Wall Street: Unexpected reversal, despite lower rates


(CercleFinance.com) – Session in 2 stages on Wall Street: resolute rise from 3:30 p.m. to 7:00 p.m., then slide-style descent over the last 3 hours, to close at the lowest of the day.

The S&P500 dropped -0.53% to 4,478, or -2.3% over the past week, the Nasdaq only lost -0.36% but fell -2.6% weekly.
The Nasdaq-100 ended almost unchanged (-0.02%), the surge in Amazon (+8.3% to $139.5, best closing since 08/19/2022) or Booking (+7, 9%) having compensated for the -4% decline of Apple then the plunge of Fortinet (-25%), Palo-Alto (-8.1%) or Microchip (-6.7%, capitalization fallen to 45, $4 billion against $46 billion for ST-Micro).

This heaviness at the end of the day cannot be explained by an about-turn in the US bond markets, which continued to improve until the final bell.
This reversal of Wall Street does not find very solid explanations, even after the fact.
T-Bonds eased -14Pts to 4.051% after flirting with 4.20% (the highest since October 2022) from 10:30 a.m. to 2:30 p.m.

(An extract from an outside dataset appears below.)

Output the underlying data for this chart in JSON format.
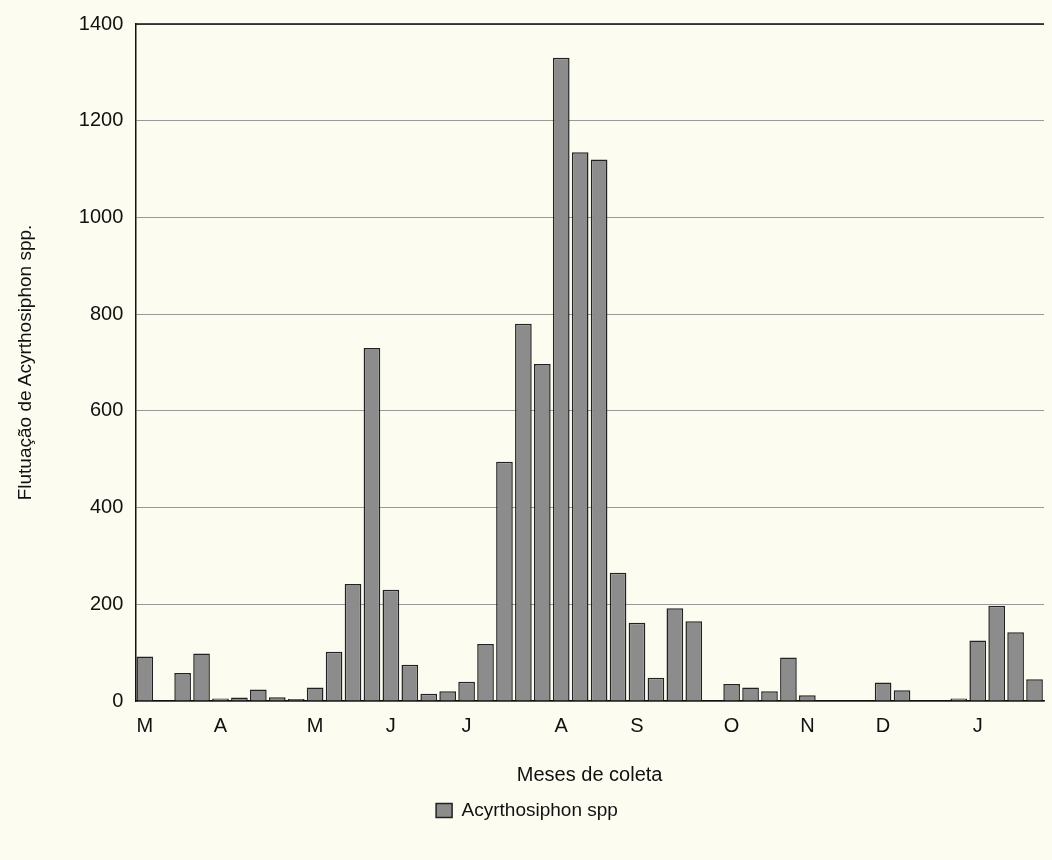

The decline began with the publication of the US report on employment in the United States, which shows that the labor market is not overheating, the majority of jobs created being part-time, which is the characteristic summer jobs in the hotel/restaurant industry.

According to the NFP, the American economy will have generated only 187,000 non-farm payrolls in July, according to the Labor Department (DoL), a number lower than market expectations, like Jefferies which expected 235,000.

The unemployment rate fell by 0.1 point to 3.5% of the labor force, the labor force participation rate remained stable at 62.6% for the fifth month in a row, and income average hours increased at an annual rate of 4.4%.

In addition, job creations for the two previous months were revised downwards, from 306,000 to 281,000 for May and from 209,000 to 185,000 for June, ie a total revision balance of -49,000 for these two months.